157.
(SC) 12-12-2017
A. Hindu Succession Act, 1956 (30 of 1956), Section 14 – Absolute property/Restricted estate of Hindu Female -- Ambit of Section 14(2) of the Act must be confined to cases where property is acquired by a female Hindu for the first time as a grant without any pre-existing right, under a gift, will, instrument, decree, order or award, the terms of which prescribe a “restricted estate” in the property.
(Para 41)
B. Hindu Succession Act, 1956 (30 of 1956), Section 14 – Absolute property/Restricted estate of Hindu Female -- Where property is acquired by a Hindu female at a partition or in lieu of right of maintenance, it is in virtue of a pre-existing right and such an acquisition would not be within the scope and ambit of Section 14(2) of the Act, even if the instrument, decree, order or award allotting the property prescribes a “restricted estate” in the property.
(Para 41)
C. Hindu Succession Act, 1956 (30 of 1956), Section 14 – Absolute property/Restricted estate of Hindu Female -- Self acquired house – Life interest to wife by Will – Right of -- Case of wife does not fall under Section 14 (1) of the Act but it squarely falls under Section 14 (2) of the Act -- Wife received only “life interest” in the suit house by the Will from her late husband and such “life interest” was neither enlarged nor ripened into an absolute interest in the suit house and remained “life interest”, i.e., “restricted estate” till her death under Section 14(2) of the Act.
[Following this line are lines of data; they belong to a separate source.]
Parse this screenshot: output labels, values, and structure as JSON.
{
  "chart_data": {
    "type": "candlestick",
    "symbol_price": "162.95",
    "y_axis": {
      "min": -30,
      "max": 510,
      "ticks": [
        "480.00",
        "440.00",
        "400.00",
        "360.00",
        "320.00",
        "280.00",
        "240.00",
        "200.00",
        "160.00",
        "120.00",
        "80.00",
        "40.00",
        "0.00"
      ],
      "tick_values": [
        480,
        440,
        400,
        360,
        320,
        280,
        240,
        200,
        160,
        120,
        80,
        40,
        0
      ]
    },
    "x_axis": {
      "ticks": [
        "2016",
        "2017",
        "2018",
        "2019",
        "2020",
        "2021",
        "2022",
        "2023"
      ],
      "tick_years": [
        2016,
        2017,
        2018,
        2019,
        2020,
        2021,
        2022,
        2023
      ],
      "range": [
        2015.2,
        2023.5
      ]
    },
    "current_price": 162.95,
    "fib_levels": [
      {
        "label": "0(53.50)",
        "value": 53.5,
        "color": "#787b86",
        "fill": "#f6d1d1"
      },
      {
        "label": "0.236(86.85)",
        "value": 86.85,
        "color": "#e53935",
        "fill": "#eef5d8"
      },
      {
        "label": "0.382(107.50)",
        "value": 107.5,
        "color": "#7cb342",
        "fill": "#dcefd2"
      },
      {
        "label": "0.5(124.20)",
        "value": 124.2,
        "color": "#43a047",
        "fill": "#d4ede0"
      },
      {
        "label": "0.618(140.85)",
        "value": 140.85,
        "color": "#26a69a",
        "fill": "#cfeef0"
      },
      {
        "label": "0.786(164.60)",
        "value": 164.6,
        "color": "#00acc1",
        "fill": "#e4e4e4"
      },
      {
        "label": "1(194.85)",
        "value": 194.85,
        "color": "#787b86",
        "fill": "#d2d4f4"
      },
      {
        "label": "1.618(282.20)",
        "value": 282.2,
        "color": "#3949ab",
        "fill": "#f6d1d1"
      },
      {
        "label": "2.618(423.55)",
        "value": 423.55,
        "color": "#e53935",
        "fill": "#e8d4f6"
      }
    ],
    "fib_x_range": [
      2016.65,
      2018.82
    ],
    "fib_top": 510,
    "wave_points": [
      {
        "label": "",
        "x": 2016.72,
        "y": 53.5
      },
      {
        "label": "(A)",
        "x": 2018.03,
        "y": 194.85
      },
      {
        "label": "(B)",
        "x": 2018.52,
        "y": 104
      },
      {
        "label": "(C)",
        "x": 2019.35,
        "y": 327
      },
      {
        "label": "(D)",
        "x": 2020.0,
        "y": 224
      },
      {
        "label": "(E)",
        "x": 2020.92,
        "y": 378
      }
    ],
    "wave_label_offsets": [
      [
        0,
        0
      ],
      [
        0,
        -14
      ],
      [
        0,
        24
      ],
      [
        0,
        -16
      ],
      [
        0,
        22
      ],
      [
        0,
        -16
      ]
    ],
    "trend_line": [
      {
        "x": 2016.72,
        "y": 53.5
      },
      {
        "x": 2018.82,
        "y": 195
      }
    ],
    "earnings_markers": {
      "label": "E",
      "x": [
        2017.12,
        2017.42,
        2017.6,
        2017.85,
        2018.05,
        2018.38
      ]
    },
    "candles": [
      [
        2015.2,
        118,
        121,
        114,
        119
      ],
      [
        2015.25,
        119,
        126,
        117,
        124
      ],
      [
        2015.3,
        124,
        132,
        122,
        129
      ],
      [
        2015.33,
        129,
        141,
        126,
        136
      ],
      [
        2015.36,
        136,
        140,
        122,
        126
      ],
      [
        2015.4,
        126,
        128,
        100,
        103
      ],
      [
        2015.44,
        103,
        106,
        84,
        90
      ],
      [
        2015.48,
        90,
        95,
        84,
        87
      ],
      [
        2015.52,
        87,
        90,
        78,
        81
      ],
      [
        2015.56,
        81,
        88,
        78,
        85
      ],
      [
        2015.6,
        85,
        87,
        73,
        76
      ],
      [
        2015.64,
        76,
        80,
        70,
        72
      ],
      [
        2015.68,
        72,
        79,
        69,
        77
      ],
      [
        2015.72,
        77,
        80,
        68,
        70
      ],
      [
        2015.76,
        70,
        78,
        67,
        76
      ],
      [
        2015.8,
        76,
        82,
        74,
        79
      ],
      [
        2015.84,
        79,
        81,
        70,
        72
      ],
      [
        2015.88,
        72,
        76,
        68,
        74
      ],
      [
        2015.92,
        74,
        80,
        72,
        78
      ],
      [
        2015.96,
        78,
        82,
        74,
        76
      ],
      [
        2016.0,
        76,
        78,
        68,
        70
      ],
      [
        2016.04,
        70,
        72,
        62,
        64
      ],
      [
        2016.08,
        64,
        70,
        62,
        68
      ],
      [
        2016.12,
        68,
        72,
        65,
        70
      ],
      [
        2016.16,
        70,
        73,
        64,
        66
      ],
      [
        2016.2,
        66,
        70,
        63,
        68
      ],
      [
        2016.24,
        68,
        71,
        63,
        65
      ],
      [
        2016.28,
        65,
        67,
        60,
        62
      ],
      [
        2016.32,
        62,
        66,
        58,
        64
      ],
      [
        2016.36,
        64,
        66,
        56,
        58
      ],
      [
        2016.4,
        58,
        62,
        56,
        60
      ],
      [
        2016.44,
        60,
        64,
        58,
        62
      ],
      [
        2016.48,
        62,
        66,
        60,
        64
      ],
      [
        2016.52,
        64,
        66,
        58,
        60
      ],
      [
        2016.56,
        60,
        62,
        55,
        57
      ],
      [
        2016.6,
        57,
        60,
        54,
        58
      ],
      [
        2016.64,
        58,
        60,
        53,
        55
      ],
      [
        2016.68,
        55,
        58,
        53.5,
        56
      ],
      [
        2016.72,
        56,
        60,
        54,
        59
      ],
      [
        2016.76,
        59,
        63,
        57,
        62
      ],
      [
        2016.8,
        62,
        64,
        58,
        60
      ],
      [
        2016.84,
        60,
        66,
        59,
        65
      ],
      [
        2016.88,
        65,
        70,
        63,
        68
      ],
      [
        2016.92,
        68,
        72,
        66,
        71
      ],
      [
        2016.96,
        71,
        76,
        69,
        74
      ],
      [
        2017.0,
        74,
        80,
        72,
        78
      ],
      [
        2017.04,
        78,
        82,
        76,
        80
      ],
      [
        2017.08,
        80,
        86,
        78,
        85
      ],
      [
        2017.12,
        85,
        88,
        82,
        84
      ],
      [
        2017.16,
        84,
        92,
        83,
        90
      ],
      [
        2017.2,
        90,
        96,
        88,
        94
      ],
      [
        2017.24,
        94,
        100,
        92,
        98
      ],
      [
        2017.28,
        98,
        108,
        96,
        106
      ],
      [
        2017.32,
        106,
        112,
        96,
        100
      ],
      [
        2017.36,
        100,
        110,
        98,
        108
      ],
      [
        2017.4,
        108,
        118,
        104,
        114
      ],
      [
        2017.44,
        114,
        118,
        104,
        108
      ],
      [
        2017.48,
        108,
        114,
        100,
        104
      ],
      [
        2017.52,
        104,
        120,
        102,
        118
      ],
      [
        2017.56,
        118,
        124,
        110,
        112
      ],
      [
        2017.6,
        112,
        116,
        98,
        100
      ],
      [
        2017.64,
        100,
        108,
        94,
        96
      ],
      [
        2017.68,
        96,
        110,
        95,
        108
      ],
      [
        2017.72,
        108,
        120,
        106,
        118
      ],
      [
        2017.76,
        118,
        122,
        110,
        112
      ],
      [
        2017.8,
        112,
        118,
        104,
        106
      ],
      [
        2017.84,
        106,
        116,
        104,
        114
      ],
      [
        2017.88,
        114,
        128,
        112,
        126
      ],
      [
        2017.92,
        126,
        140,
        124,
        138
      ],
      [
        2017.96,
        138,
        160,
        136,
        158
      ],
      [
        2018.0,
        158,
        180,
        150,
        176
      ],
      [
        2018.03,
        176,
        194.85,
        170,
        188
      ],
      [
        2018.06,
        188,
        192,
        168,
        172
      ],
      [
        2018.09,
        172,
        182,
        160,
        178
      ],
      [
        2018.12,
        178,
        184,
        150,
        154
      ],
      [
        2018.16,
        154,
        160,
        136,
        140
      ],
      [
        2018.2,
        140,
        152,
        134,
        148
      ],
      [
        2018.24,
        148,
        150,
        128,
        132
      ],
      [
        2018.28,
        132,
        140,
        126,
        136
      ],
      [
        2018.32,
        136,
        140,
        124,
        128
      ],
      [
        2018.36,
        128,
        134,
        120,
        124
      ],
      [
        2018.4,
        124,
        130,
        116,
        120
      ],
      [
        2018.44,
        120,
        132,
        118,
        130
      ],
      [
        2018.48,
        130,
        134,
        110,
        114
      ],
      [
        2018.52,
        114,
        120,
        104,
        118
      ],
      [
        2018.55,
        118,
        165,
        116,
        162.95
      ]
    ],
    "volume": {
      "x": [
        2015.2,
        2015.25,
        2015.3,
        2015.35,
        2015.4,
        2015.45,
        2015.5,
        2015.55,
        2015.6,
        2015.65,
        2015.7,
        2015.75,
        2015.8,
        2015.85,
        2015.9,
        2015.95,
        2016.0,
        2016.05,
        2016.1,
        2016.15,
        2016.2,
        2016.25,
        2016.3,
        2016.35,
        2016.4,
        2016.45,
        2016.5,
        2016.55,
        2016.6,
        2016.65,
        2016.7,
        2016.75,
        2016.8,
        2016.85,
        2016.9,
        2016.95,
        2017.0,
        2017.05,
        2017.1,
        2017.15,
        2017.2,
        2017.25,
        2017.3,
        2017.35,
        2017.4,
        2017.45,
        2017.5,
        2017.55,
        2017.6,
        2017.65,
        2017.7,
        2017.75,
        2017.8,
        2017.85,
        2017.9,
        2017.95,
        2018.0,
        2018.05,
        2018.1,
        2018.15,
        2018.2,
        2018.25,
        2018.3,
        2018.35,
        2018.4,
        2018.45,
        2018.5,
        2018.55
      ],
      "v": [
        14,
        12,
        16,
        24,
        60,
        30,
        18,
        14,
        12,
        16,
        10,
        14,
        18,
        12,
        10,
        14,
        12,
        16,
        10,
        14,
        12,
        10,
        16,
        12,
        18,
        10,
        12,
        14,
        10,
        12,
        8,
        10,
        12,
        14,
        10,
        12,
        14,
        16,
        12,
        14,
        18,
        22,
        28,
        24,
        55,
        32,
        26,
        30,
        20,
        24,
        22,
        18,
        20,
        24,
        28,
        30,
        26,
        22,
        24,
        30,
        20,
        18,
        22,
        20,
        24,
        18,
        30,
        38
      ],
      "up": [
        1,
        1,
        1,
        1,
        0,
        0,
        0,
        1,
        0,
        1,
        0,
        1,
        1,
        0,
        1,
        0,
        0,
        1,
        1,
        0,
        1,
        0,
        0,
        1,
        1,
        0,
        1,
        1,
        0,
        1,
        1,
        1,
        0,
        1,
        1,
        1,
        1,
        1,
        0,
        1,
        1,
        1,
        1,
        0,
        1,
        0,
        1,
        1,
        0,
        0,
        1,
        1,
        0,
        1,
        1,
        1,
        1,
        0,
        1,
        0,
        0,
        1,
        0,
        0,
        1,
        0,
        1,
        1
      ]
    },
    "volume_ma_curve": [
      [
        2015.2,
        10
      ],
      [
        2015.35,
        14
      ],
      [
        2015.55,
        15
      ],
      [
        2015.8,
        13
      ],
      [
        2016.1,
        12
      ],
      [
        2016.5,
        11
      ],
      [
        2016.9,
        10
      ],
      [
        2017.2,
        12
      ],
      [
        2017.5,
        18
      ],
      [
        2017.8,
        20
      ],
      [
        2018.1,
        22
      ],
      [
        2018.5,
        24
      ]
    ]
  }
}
For the reasons:--
-- First, the testator being the exclusive owner of the suit house was free to dispose of his property the way he liked because it was his self earned property.
-- Second, the testator gave the suit house in absolute ownership to his son and the daughter and conferred on them absolute ownership -- At the same time, he gave only “life interest” to his wife, i.e., a right to live in the suit house which belonged to son and daughter. Such disposition, the testator could make by virtue of Section 14 (2) read with Section 30 of the Act.
-- Third, such “life interest” was in the nature of “restricted estate” under Section 14(2) of the Act which remained a “restricted estate” till her death and did not ripen into an “absolute interest” under Section 14(1) of the Act. In other words, once the case falls under Section 14(2) of the Act, it comes out of Section 14(1). It is permissible in law because Section 14(2) is held as proviso to Section 14(1) of the Act.
-- Fourth, the effect of the Will once became operational after the death of testator, the son and the daughter acquired absolute ownership in the suit house to the exclusion of everyone whereas the wife became entitled to live in the suit house as of right. Wife became entitled in law to enforce her right to live in the suit house qua her son/daughter so long as she was alive. If for any reason, she was deprived of this right, she was entitled to enforce such right qua son/daughter but not beyond it. However, such was not the case here.
-- Fifth, the testator had also given his other properties absolutely to his wife which enabled her to maintain herself. Moreover, a right to claim maintenance, if any, had to be enforced by the wife. She, however, never did it and rightly so because both were living happily. There was, therefore, no occasion for her to demand any kind of maintenance from her husband.
-- Sixth, it is a settled principle of law that the “life interest” means an interest which determines on the termination of life. It is incapable of being transferred by such person to others being personal in nature. Such person, therefore, could enjoy the “life interest” only during his/her lifetime which is extinguished on his/her death. Such is the case here. Her “life interest” in the suit house was extinguished on her death.